At 17, Amina had her first child, a girl. She and her husband had applied for refugee status by that time, and they gained permission to come to the United States. After settling in Rochester, Amina decided to resume her education. Soon, however, she was pregnant with her second child, and complications from this pregnancy nearly killed her. After spending several months in the hospital, Amina returned home with her baby boy. School was set aside, and within a couple of years her third child, another girl, was on the way.
But life in the US was changing Amina. After fighting merely to survive for so many years, she realized she now had a chance to plot a course for her future. A few months ago, she and her husband divorced. Amina is back in school, learning English through the Refugees Helping Refugees program. She’s looking for work, so that she can fully support both her family here and her parents in Mogadishu. She visited them recently, but the trip only strengthened her conviction that she had found a better life in her new homeland. The slightly built woman lost 11 pounds during her visit.
“It was the stress,” she said. “You hear gunfire and bombs. People are being killed every day, sometimes right in front of you.”
But it was more than the instinct to survive that drove her back to the United States. Somalia was no longer her home.
“I will never go back,” she says, “even if the fighting ends there. Until I die, I am here. I’m an American.”
Amina wears her new identity with pride. Blue jeans and a T-shirt peak out from beneath her boldly striped cotton dress, and her phone, which never seems to leave her hands, features a bright pink case. When she is asked about her new home, she leans back and smiles.
“In America, it is good,” she says. “If you want to work, you can work. If you want to drive a car, you can drive. Nobody’s ruling you. Before, you always have to ask your husband what you can do. In Somalia, you’re a bad woman if you do what you want, but there you have no control. If your husband decides to leave you, what can you do? How can you survive?”

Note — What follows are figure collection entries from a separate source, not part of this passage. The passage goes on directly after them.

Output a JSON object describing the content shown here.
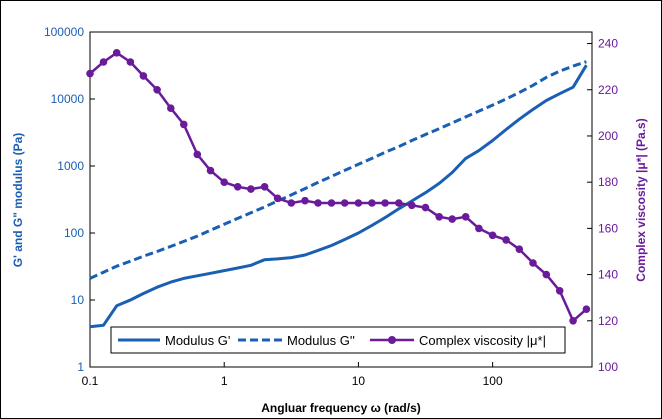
{
  "chart_data": {
    "type": "line",
    "xlabel": "Angluar frequency ω (rad/s)",
    "ylabel": "G' and G\" modulus (Pa)",
    "y2label": "Complex viscosity |μ*| (Pa.s)",
    "xscale": "log",
    "yscale": "log",
    "xlim": [
      0.1,
      550
    ],
    "ylim": [
      1,
      100000
    ],
    "y2lim": [
      100,
      245
    ],
    "xticks": [
      "0.1",
      "1",
      "10",
      "100"
    ],
    "yticks": [
      "1",
      "10",
      "100",
      "1000",
      "10000",
      "100000"
    ],
    "y2ticks": [
      "100",
      "120",
      "140",
      "160",
      "180",
      "200",
      "220",
      "240"
    ],
    "grid": false,
    "legend_position": "bottom-center",
    "colors": {
      "g_prime": "#1a5fb4",
      "g_double": "#1a5fb4",
      "viscosity": "#6a1b9a",
      "frame": "#000000"
    },
    "series": [
      {
        "name": "Modulus G'",
        "axis": "left",
        "style": "solid",
        "x": [
          0.1,
          0.126,
          0.158,
          0.2,
          0.25,
          0.316,
          0.4,
          0.5,
          0.63,
          0.79,
          1.0,
          1.26,
          1.58,
          2.0,
          2.5,
          3.16,
          4.0,
          5.0,
          6.3,
          7.9,
          10,
          12.6,
          15.8,
          20,
          25,
          31.6,
          40,
          50,
          63,
          79,
          100,
          126,
          158,
          200,
          251,
          316,
          398,
          500
        ],
        "values": [
          4.0,
          4.2,
          8.2,
          10.0,
          12.5,
          15.5,
          18.5,
          21.0,
          23.0,
          25.0,
          27.5,
          30.0,
          33.0,
          40.0,
          41.0,
          43.0,
          47.0,
          55.0,
          65.0,
          80.0,
          100,
          130,
          170,
          230,
          300,
          400,
          550,
          800,
          1300,
          1700,
          2400,
          3500,
          5000,
          7000,
          9500,
          12000,
          15000,
          32000
        ]
      },
      {
        "name": "Modulus G''",
        "axis": "left",
        "style": "dashed",
        "x": [
          0.1,
          0.126,
          0.158,
          0.2,
          0.25,
          0.316,
          0.4,
          0.5,
          0.63,
          0.79,
          1.0,
          1.26,
          1.58,
          2.0,
          2.5,
          3.16,
          4.0,
          5.0,
          6.3,
          7.9,
          10,
          12.6,
          15.8,
          20,
          25,
          31.6,
          40,
          50,
          63,
          79,
          100,
          126,
          158,
          200,
          251,
          316,
          398,
          500
        ],
        "values": [
          21,
          26,
          32,
          38,
          45,
          53,
          63,
          75,
          90,
          110,
          135,
          165,
          200,
          245,
          300,
          370,
          460,
          570,
          700,
          860,
          1060,
          1300,
          1600,
          1950,
          2400,
          2950,
          3600,
          4400,
          5400,
          6600,
          8100,
          10000,
          12500,
          16000,
          21000,
          26000,
          31000,
          36000
        ]
      },
      {
        "name": "Complex viscosity |μ*|",
        "axis": "right",
        "style": "solid-marker",
        "x": [
          0.1,
          0.126,
          0.158,
          0.2,
          0.25,
          0.316,
          0.4,
          0.5,
          0.63,
          0.79,
          1.0,
          1.26,
          1.58,
          2.0,
          2.5,
          3.16,
          4.0,
          5.0,
          6.3,
          7.9,
          10,
          12.6,
          15.8,
          20,
          25,
          31.6,
          40,
          50,
          63,
          79,
          100,
          126,
          158,
          200,
          251,
          316,
          398,
          500
        ],
        "values": [
          227,
          232,
          236,
          232,
          226,
          220,
          212,
          205,
          192,
          185,
          180,
          178,
          177,
          178,
          173,
          171,
          172,
          171,
          171,
          171,
          171,
          171,
          171,
          171,
          170,
          169,
          165,
          164,
          165,
          160,
          157,
          155,
          151,
          145,
          140,
          133,
          120,
          125
        ]
      }
    ]
  }
}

Amina says her parents are glad to see her transformation.
“They’re so happy for me to be here,” she says. “They see I have peace here.”
Amina has even brighter hopes for her own children.

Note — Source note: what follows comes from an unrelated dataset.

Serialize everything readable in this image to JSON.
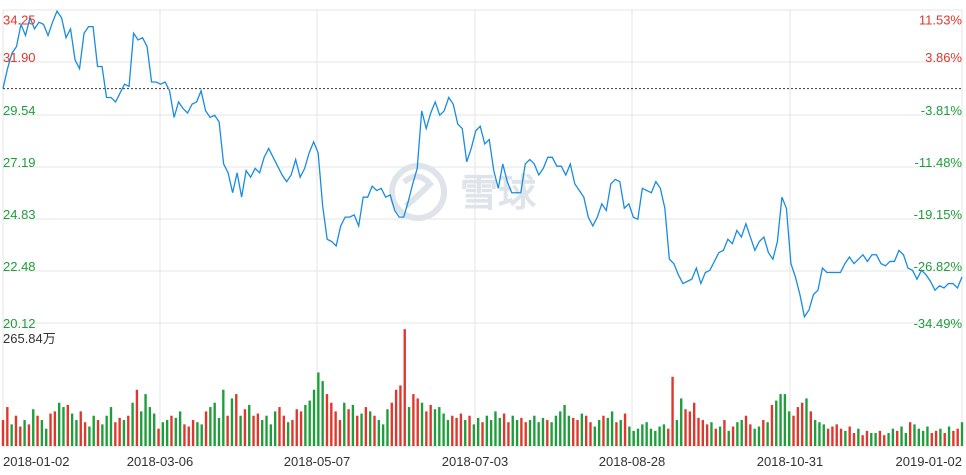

“They like school—every day. My boy, he wants to be in the police. The girls, …,,” she begins, and her eyes light up. “Maybe doctors.”
It’s the sort of dream Amina might have chosen for herself, under different circumstances, but at this point she would be happy working as a cashier or driving a cab. That’s enough of a leap for a young woman from Somalia. Amina still practices her Muslim faith, and she still wears the hijab. But her daughters will get to decide whether or not to cover their heads, among other things.
“I wear this because it’s my culture,” she says of her black scarf with shimmering flecks of gold. “I don’t want to let go of all of that. But my daughters, they’re Americans. They can do what they want.”